Klay Thompson's suspension is untimely

Washington State is fighting to position itself for a chance to make the NCAA tournament, and then this happens.

Klay Thompson, the Pac-10's leading scorer and an NBA prospect, has been suspended for Saturday's regular-season finale against UCLA -- a crucial game that will determine conference tournament seeding and how much of a shot the Cougars have of going dancing.

Shortly after scoring 22 points against USC, Thompson was pulled over and cited for the 1.95 grams of marijuana found in his vehicle. It left coach Ken Bone no choice but to suspend the star guard after previously having benched point guard Reggie Moore for a similar infraction.

This was horrible timing for Thompson. Just two weeks ago, Bone kept him out of the starting lineup for being late for the team bus and the Cougars ended up losing to Arizona State. Only afterward did Bone find out that the tardiness was over a misplaced iPod. So it's been a bad stretch for the guy that should be looked upon as the team leader.

The other factor in this that hurts Washington State is that Moore is a question mark going into the UCLA game after he left Thursday's game in the first half with a sprained right ankle and spent the rest of the contest on the sideline in a protective boot.
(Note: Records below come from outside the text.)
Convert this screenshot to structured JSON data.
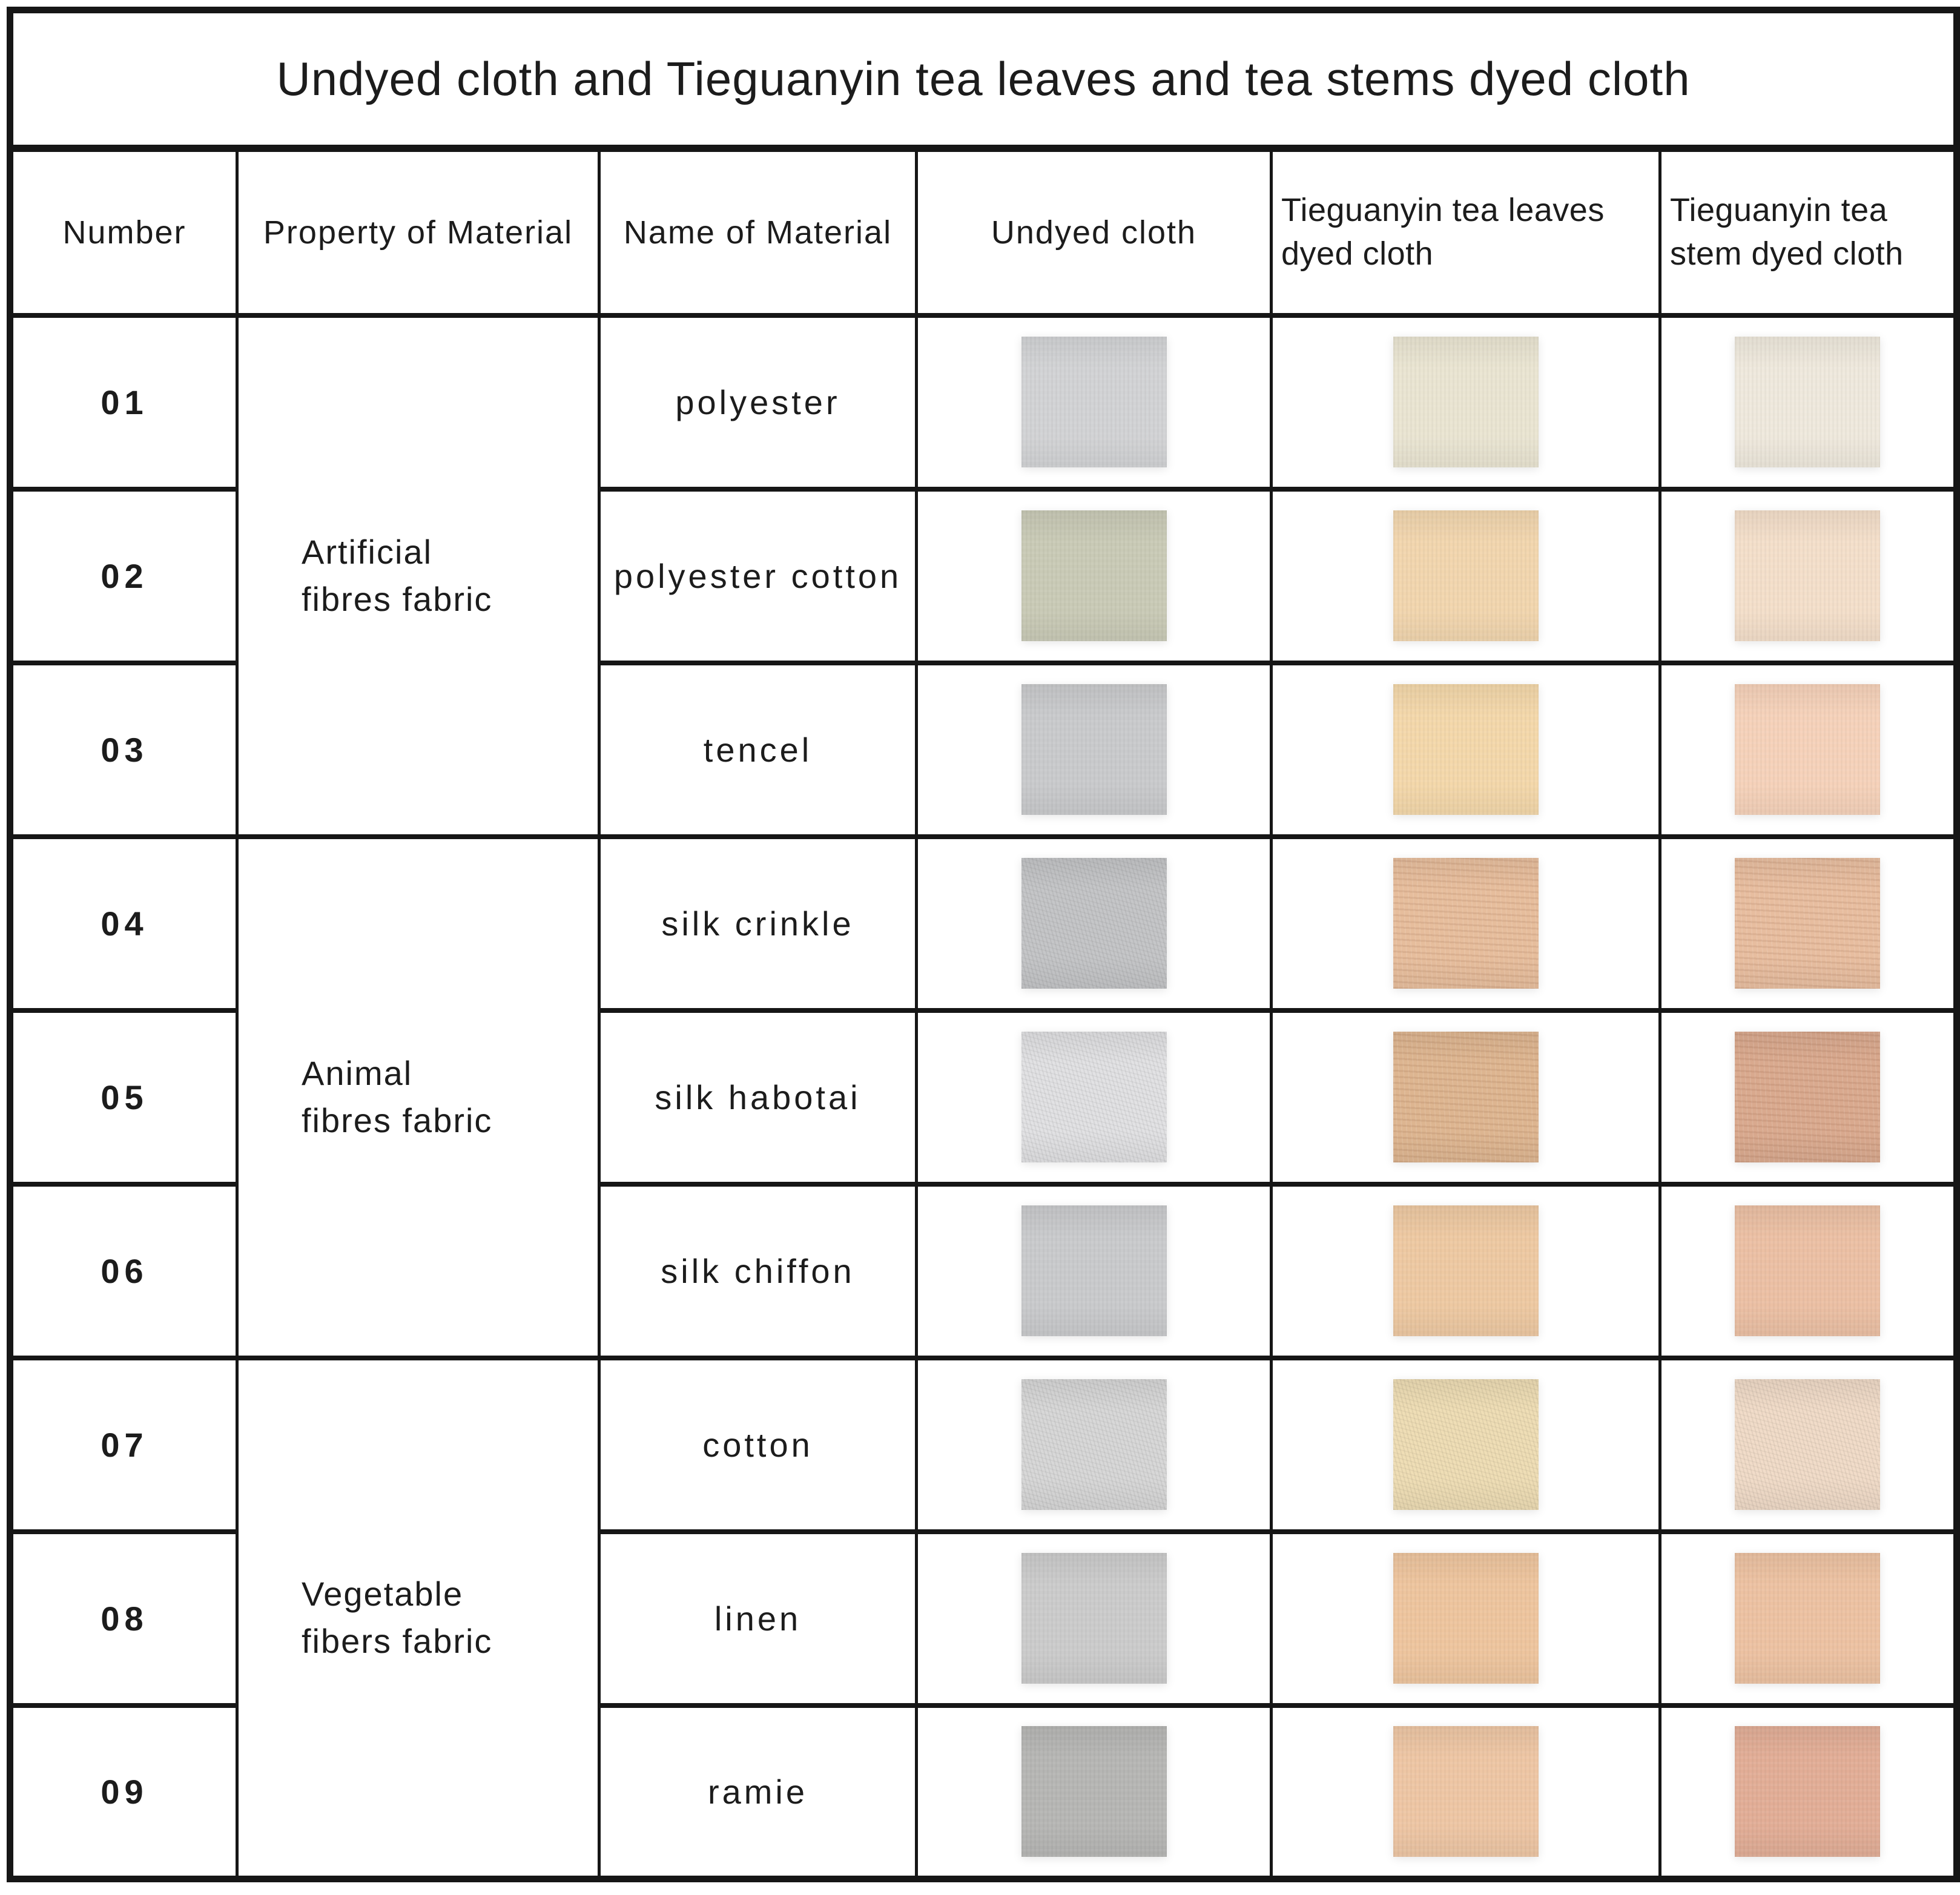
{
  "title": "Undyed cloth and Tieguanyin tea leaves and tea stems dyed cloth",
  "columns": {
    "number": "Number",
    "property": "Property of Material",
    "name": "Name of Material",
    "undyed": "Undyed cloth",
    "leaves": "Tieguanyin tea leaves dyed cloth",
    "stem": "Tieguanyin tea stem dyed cloth"
  },
  "groups": [
    {
      "property_line1": "Artificial",
      "property_line2": "fibres fabric"
    },
    {
      "property_line1": "Animal",
      "property_line2": "fibres fabric"
    },
    {
      "property_line1": "Vegetable",
      "property_line2": "fibers fabric"
    }
  ],
  "rows": [
    {
      "number": "01",
      "material": "polyester",
      "colors": {
        "undyed": "#d2d3d5",
        "leaves": "#eae5d2",
        "stem": "#efe9dd"
      }
    },
    {
      "number": "02",
      "material": "polyester cotton",
      "colors": {
        "undyed": "#c9cab6",
        "leaves": "#f2d6ae",
        "stem": "#f4dfca"
      }
    },
    {
      "number": "03",
      "material": "tencel",
      "colors": {
        "undyed": "#c9cacc",
        "leaves": "#f4d8aa",
        "stem": "#f6d2ba"
      }
    },
    {
      "number": "04",
      "material": "silk crinkle",
      "colors": {
        "undyed": "#c5c6c8",
        "leaves": "#e6bd9c",
        "stem": "#e7bd9f"
      }
    },
    {
      "number": "05",
      "material": "silk habotai",
      "colors": {
        "undyed": "#e2e2e4",
        "leaves": "#ddb590",
        "stem": "#d9a98e"
      }
    },
    {
      "number": "06",
      "material": "silk chiffon",
      "colors": {
        "undyed": "#c9cacc",
        "leaves": "#eec9a2",
        "stem": "#ecc0a4"
      }
    },
    {
      "number": "07",
      "material": "cotton",
      "colors": {
        "undyed": "#d8d8d8",
        "leaves": "#efdeb6",
        "stem": "#f1dcc9"
      }
    },
    {
      "number": "08",
      "material": "linen",
      "colors": {
        "undyed": "#cbcbcb",
        "leaves": "#eec59e",
        "stem": "#edc2a2"
      }
    },
    {
      "number": "09",
      "material": "ramie",
      "colors": {
        "undyed": "#b6b6b4",
        "leaves": "#eec6a4",
        "stem": "#e2ad96"
      }
    }
  ],
  "border_color": "#161616"
}
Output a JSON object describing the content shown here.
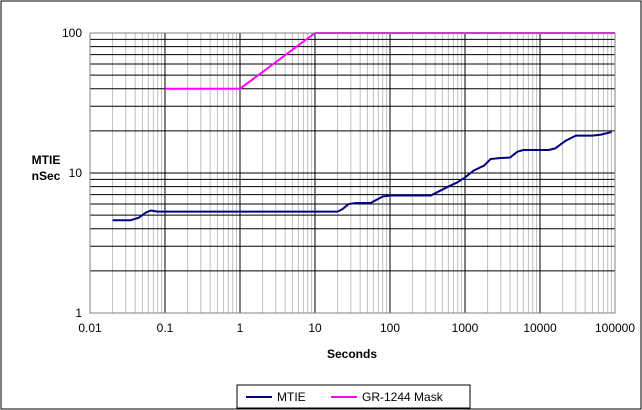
{
  "chart_data": {
    "type": "line",
    "xlabel": "Seconds",
    "ylabel": [
      "MTIE",
      "nSec"
    ],
    "x_scale": "log",
    "y_scale": "log",
    "xlim": [
      0.01,
      100000
    ],
    "ylim": [
      1,
      100
    ],
    "x_ticks": [
      "0.01",
      "0.1",
      "1",
      "10",
      "100",
      "1000",
      "10000",
      "100000"
    ],
    "y_ticks": [
      "1",
      "10",
      "100"
    ],
    "grid": true,
    "legend_position": "bottom",
    "series": [
      {
        "name": "MTIE",
        "color": "#000080",
        "points": [
          [
            0.02,
            4.6
          ],
          [
            0.03,
            4.6
          ],
          [
            0.035,
            4.6
          ],
          [
            0.045,
            4.8
          ],
          [
            0.055,
            5.2
          ],
          [
            0.065,
            5.4
          ],
          [
            0.08,
            5.3
          ],
          [
            0.1,
            5.3
          ],
          [
            0.5,
            5.3
          ],
          [
            1,
            5.3
          ],
          [
            5,
            5.3
          ],
          [
            10,
            5.3
          ],
          [
            20,
            5.3
          ],
          [
            23,
            5.5
          ],
          [
            28,
            6.0
          ],
          [
            35,
            6.1
          ],
          [
            55,
            6.1
          ],
          [
            65,
            6.4
          ],
          [
            80,
            6.8
          ],
          [
            100,
            6.9
          ],
          [
            200,
            6.9
          ],
          [
            350,
            6.9
          ],
          [
            450,
            7.4
          ],
          [
            600,
            8.0
          ],
          [
            800,
            8.6
          ],
          [
            1000,
            9.3
          ],
          [
            1300,
            10.4
          ],
          [
            1800,
            11.3
          ],
          [
            2200,
            12.6
          ],
          [
            3000,
            12.8
          ],
          [
            4000,
            12.9
          ],
          [
            5000,
            14.2
          ],
          [
            6000,
            14.6
          ],
          [
            10000,
            14.6
          ],
          [
            13000,
            14.6
          ],
          [
            16000,
            15.0
          ],
          [
            22000,
            17.0
          ],
          [
            30000,
            18.5
          ],
          [
            50000,
            18.5
          ],
          [
            65000,
            18.8
          ],
          [
            90000,
            19.6
          ]
        ]
      },
      {
        "name": "GR-1244 Mask",
        "color": "#ff00ff",
        "points": [
          [
            0.1,
            40
          ],
          [
            1,
            40
          ],
          [
            10,
            100
          ],
          [
            100000,
            100
          ]
        ]
      }
    ]
  }
}
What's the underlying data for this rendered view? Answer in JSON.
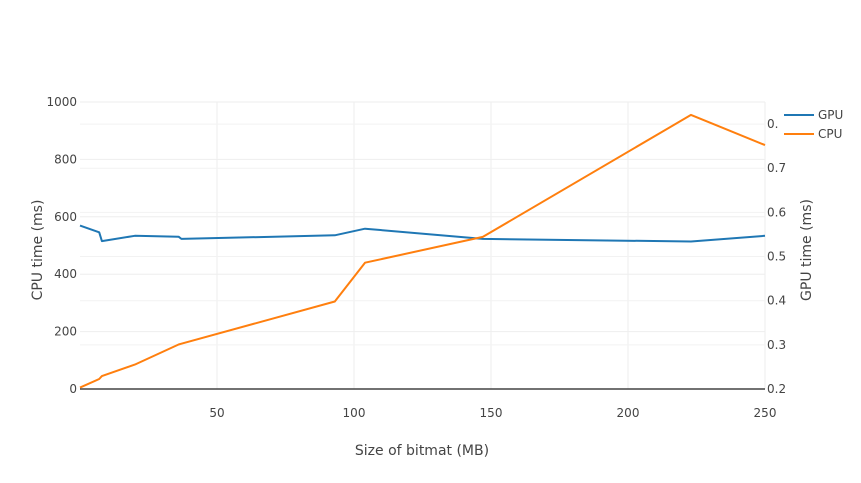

The Cougars are expected to turn to Faisal Aden, who has shown tremendous scoring ability, but has also battled knee issues throughout the season.

The Cougars' season began with much promise as they went through nonconference play with a 10-2 record and Thompson regained his shooting form after struggling a year ago. They have beaten Gonzaga, Baylor and swept rival Washington.

But because of uneven play in the conference season, a loss on Saturday could drop the Cougars as far down as the sixth seed in the Pac-10 tournament.

And Thompson won't be able to help.

Mychal Thompson, his father who works for ESPN 710 in Los Angeles, said he received a 7 a.m. phone call from Klay and thought, "uh, oh."

"He put himself and the team in this situation knowing the consequences," said Mychal, a former No. 1 overall NBA draft pick. "It's disappointing to me.

"He seemed to realize he messed up. If this isn't a wake-up call, I don't know what is."